The financial terms are notable for exceeding what enforcement might otherwise have delivered. The FCA noted that the £1 million payment is likely to be larger than any penalty it could impose on the individuals following an infringement finding, because competition-law fines are capped at 10% of the turnover of the firm or individual in the year before any decision. Directing the money to a hardship fund rather than to the public purse, and securing behavioural commitments alongside it, gives the regulator an outcome it can present as both proportionate and constructive, while avoiding the cost and uncertainty of pursuing the case to a contested conclusion.

The approach reflects a wider regulatory preference for resolving competition matters through negotiated commitments rather than protracted enforcement. The commitments route allows the FCA to secure changes in behaviour and a financial contribution relatively quickly, while the firms or individuals involved avoid a formal infringement finding — a trade-off that delivers a faster, more certain result for both sides than a full enforcement process and a contested penalty. Graeme Reynolds, the FCA’s director of competition, framed the action around the regulator’s role in ensuring markets work well, saying it considers all competition concerns and takes action where appropriate.

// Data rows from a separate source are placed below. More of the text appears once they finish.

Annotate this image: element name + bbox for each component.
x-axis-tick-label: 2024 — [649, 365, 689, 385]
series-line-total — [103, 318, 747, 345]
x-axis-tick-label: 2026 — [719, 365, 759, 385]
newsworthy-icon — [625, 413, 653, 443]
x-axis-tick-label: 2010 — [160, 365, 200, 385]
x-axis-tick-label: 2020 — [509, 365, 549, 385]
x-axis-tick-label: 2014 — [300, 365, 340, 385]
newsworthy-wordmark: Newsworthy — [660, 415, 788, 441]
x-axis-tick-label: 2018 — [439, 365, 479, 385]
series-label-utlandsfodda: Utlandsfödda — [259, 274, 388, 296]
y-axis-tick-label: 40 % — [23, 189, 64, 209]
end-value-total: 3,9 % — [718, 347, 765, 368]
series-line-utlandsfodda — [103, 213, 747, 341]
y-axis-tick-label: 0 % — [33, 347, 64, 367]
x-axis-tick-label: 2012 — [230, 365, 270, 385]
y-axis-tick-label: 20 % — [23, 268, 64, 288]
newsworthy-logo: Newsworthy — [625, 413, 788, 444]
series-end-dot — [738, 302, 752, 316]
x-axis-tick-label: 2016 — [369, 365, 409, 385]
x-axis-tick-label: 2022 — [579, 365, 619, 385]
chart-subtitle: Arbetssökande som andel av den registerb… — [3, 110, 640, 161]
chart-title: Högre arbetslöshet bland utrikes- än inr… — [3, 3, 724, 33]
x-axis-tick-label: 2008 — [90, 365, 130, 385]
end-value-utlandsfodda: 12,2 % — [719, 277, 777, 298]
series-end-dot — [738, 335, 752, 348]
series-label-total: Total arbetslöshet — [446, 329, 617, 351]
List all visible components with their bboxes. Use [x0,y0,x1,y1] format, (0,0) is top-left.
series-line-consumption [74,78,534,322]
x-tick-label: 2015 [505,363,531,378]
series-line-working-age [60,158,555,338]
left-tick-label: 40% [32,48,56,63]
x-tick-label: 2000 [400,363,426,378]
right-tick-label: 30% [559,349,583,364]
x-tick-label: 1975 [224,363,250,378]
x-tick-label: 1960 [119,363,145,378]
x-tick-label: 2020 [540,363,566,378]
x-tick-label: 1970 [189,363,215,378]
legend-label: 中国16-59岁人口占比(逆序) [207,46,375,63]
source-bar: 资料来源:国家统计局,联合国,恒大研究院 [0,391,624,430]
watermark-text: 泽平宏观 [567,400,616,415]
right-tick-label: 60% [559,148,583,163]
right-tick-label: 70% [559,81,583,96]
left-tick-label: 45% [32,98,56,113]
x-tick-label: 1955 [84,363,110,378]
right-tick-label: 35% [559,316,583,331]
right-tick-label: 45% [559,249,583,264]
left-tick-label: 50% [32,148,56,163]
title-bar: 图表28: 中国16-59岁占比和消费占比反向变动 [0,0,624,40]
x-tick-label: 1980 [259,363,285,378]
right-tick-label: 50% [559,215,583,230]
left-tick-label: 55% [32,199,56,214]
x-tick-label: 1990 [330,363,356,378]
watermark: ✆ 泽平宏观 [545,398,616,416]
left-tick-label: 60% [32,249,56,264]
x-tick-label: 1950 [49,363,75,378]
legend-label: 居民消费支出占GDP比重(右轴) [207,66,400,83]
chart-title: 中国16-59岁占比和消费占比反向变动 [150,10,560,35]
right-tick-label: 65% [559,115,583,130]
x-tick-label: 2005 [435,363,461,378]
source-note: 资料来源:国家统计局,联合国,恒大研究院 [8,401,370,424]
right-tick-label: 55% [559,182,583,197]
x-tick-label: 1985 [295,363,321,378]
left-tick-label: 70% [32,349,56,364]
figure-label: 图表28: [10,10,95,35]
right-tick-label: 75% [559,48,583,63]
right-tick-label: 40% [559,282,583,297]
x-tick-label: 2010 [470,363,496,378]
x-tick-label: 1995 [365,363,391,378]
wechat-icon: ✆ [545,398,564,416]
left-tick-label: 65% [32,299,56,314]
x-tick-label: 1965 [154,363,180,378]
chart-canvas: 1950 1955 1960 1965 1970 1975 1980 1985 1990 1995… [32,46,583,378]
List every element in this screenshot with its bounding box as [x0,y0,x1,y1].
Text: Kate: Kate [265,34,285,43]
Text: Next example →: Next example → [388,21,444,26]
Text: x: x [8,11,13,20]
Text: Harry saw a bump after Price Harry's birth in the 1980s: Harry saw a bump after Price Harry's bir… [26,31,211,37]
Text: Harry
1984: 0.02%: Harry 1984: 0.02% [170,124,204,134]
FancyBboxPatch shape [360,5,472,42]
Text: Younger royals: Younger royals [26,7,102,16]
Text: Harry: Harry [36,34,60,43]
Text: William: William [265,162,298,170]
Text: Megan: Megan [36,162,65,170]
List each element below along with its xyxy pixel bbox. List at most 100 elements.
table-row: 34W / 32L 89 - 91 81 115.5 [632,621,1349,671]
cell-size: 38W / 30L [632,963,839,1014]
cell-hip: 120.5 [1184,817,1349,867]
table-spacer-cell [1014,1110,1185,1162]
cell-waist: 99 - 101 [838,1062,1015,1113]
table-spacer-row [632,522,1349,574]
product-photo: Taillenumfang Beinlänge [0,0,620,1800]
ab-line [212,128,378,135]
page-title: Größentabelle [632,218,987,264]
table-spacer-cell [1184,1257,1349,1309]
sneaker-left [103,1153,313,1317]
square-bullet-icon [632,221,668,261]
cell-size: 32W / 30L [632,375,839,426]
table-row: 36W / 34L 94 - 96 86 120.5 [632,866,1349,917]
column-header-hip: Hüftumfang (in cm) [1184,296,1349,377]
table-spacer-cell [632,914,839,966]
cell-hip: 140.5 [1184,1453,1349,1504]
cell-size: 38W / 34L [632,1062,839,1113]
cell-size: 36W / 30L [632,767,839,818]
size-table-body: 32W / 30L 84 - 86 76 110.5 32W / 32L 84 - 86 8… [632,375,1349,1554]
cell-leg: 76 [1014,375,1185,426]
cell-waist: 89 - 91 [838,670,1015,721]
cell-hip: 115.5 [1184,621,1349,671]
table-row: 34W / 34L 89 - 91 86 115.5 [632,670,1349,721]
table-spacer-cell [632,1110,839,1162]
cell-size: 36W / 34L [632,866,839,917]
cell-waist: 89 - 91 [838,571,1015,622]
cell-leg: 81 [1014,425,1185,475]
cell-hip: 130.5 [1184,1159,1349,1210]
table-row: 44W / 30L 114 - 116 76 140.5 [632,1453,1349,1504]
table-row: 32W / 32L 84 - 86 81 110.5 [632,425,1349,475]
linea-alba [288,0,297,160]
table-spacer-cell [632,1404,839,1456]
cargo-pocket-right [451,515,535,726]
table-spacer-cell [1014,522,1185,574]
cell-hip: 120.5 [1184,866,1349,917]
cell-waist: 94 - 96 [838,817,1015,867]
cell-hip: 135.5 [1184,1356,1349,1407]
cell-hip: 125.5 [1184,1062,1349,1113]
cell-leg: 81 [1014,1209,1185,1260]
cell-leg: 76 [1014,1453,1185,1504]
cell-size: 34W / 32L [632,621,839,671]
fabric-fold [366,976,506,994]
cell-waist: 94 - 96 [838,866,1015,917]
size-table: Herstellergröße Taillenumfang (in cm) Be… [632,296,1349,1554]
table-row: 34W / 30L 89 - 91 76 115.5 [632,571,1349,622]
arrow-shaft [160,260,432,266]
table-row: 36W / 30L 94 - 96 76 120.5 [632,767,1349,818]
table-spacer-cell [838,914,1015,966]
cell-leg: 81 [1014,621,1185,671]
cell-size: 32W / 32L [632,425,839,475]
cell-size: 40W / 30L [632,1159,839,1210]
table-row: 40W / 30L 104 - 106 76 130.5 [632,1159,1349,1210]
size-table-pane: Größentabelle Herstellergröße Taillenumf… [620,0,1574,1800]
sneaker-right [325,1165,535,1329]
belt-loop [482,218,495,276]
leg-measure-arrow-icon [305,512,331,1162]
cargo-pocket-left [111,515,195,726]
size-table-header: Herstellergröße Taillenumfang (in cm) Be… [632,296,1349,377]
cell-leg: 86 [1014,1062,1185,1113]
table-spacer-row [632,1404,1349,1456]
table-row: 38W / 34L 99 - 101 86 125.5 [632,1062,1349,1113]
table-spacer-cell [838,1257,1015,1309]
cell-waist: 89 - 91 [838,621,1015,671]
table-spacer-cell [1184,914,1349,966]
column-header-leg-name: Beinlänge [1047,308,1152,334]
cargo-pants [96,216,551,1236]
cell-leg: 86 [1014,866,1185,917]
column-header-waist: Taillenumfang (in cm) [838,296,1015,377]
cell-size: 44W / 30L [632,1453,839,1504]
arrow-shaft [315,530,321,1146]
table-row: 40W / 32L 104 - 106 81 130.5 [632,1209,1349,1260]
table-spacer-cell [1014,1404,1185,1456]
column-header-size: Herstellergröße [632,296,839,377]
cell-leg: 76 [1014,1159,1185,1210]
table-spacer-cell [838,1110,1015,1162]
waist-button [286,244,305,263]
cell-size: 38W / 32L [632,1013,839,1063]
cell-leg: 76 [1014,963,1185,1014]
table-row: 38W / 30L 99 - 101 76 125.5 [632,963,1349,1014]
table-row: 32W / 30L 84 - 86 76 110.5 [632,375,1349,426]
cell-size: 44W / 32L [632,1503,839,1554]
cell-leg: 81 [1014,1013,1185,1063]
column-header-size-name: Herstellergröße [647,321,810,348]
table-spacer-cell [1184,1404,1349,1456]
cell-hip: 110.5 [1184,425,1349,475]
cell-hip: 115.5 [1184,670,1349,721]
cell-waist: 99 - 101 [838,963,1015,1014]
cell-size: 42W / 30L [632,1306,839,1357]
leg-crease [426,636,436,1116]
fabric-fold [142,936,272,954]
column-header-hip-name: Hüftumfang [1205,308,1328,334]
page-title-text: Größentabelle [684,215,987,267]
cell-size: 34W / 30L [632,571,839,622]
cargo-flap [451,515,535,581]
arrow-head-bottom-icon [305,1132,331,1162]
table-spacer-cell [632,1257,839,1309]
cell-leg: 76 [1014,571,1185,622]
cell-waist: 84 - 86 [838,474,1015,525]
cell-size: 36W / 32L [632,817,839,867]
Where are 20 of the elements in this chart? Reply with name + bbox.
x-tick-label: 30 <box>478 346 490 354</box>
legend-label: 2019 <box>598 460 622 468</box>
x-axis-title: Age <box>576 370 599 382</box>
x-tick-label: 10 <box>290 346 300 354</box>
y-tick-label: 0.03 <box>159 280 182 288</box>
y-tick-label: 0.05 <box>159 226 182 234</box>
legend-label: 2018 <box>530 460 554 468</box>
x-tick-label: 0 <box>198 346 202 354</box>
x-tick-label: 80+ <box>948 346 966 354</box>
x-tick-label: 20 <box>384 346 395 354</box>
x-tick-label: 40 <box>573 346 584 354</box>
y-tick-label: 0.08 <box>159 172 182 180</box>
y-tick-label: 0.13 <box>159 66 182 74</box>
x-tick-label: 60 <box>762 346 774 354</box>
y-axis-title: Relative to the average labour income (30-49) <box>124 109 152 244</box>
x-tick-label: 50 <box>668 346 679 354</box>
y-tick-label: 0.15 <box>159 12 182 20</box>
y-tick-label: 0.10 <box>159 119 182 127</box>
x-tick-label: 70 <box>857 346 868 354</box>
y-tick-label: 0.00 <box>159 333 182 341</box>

The consultation on the commitments package runs until 14 July 2026, after which the FCA will decide whether to accept the offer and close the investigation without ruling on whether competition law was broken. The outcome will add to the body of cases in which the regulator has used the commitments mechanism to resolve competition concerns in financial markets, and the unusual direction of the payment to a hardship fund may draw attention to how such settlements are structured. Whether the FCA accepts the package as offered, or adjusts it following feedback, will determine how the three-year investigation is finally brought to a close.